Every time I move — which is a lot, considering I live in New York City — I find myself with boxes of clothes and things that I just don't need anymore. I always wonder how I accumulate all these boxes. Some get donated, some sold if I'm short on cash.
While eBay or Etsy are the go-to places they can take quite a big chunk of profit from fees. Here are five other e-commerce sites that can help you de-clutter your home, and sell what you don't want to someone who may think it a treasure.
After upgrading a smartphone, Decluttr can bring a bit of extra cash by selling older tech devices
I admit I'm a bit of a hoarder — I've kept every phone I've had since elementary school because, well, even folding phones are now back in fashion. But should I want to make a bit of room for my next digital purchase, Decluttr lets you sell your used or unused tech with payments the following day.
The site is perfect for those who may have upgraded to a new Macbook Air, for example, but still have an old Acer which works perfectly fine.
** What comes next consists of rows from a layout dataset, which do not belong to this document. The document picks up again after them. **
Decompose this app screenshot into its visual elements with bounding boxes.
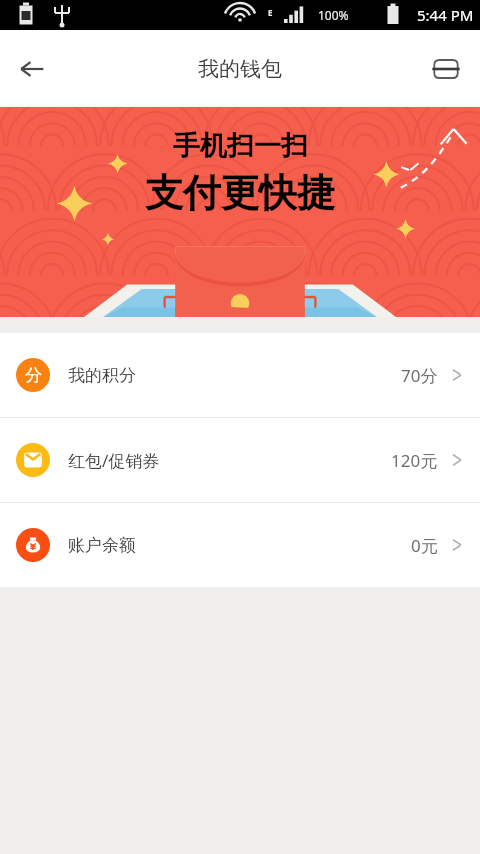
button[interactable]: Back (8, 45, 56, 93)
button[interactable]: 红包/促销券 (0, 418, 480, 502)
staticText: 5:44 PM (417, 5, 474, 25)
staticText: 支付更快捷 (145, 169, 335, 217)
button[interactable]: Scan (422, 45, 470, 93)
staticText: 我的积分 (68, 365, 136, 386)
staticText: 分 (25, 365, 42, 386)
staticText: 70分 (401, 364, 438, 387)
staticText: 红包/促销券 (68, 449, 160, 472)
staticText: 0元 (411, 534, 438, 557)
button[interactable]: 账户余额 (0, 503, 480, 587)
button[interactable]: 分 (0, 333, 480, 417)
staticText: E (268, 7, 273, 18)
staticText: 我的钱包 (198, 56, 282, 82)
staticText: 100% (318, 7, 349, 23)
staticText: 账户余额 (68, 535, 136, 556)
staticText: 手机扫一扫 (173, 129, 308, 163)
staticText: 120元 (391, 449, 438, 472)
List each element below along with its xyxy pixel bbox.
And if you're not happy with the valuation that they offer, you can get your products back for free.
Selling designer duds? Tradesy is a solid place to start
Have a closet full of runway items that you'd never want to wear again? Or maybe you've been eyeing a Chanel bag that would go amazing with a pair of Louboutin heels. Tradesy specializes in selling and buying of designer clothes that people want to get off their hands.
Tradesy showcases everything from Prada fanny packs or Balenciaga puffer coats, some of them up to 70 percent off its regular prices. And yes, you can sell your own goods here too, and walk away with pocket money, perfect to fund your next splurge.
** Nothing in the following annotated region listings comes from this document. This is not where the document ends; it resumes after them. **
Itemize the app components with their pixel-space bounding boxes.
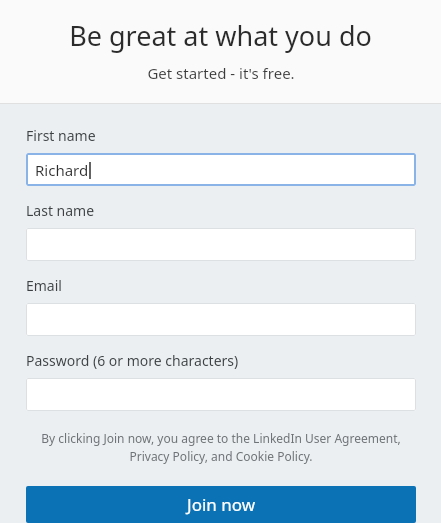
- button[interactable]: First name input: [26, 153, 416, 186]
- staticText: Join now: [187, 493, 256, 516]
- staticText: Richard: [35, 160, 89, 180]
- staticText: By clicking Join now, you agree to the L…: [26, 430, 416, 465]
- button[interactable]: Password input: [26, 378, 416, 411]
- staticText: Get started - it's free.: [147, 63, 295, 83]
- staticText: Email: [26, 276, 62, 295]
- staticText: Password (6 or more characters): [26, 351, 239, 370]
- button[interactable]: Join now: [26, 486, 416, 523]
- button[interactable]: Email input: [26, 303, 416, 336]
- staticText: Last name: [26, 201, 95, 220]
- staticText: First name: [26, 126, 96, 145]
- staticText: Be great at what you do: [69, 17, 372, 54]
- button[interactable]: Last name input: [26, 228, 416, 261]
With a Facebook account, anyone can post things to sell on its Marketplace site
Facebook Marketplace is a bit of a quirky territory — we've seen everything from drones to duck eggs, old DVDs to apartments available for sublet. Marketplace is available inside Facebook's apps, available to anyone who has an account with the social media site Facebook account.
You can start selling with a simple click, there's no need for all that sign up hassle, and since you sell directly to a buyer, you don't need to pay a fee.
Anything in your home can practically be sold on Craigslist
Craigslist, with its minimalist exterior and somewhat overwhelming ads, it's still one of the most used websites for buying and selling unwanted items whether that's a smartphone or a Google Home smart speaker. My one advice would be to thoroughly vet buyers and sellers through social media before meeting up in real life.
Finally, if all else fails, ask your friends and family if they want any of your items. Asking for money might be touchy, but at least you won't have boxes of stuff stacked up to the ceiling.
You can donate your items to thredUP or sell for cash or credit on the site
The online thrift store thredUP specializes in secondhand clothing up to 90 percent off their retail price. If your clothes aren't quite expensive enough for Tradesy, thredUP is probably your place. There's around 15,000 new arrivals that post to the site each day, and the company checks each and every one of them for authenticity.
You can either donate your items or sell for cash or credit — anything that's unacceptable will be either shipped back or recycled responsibly so there's no hassle on your part. It's a perfect way to reduce waste and give back at the same time.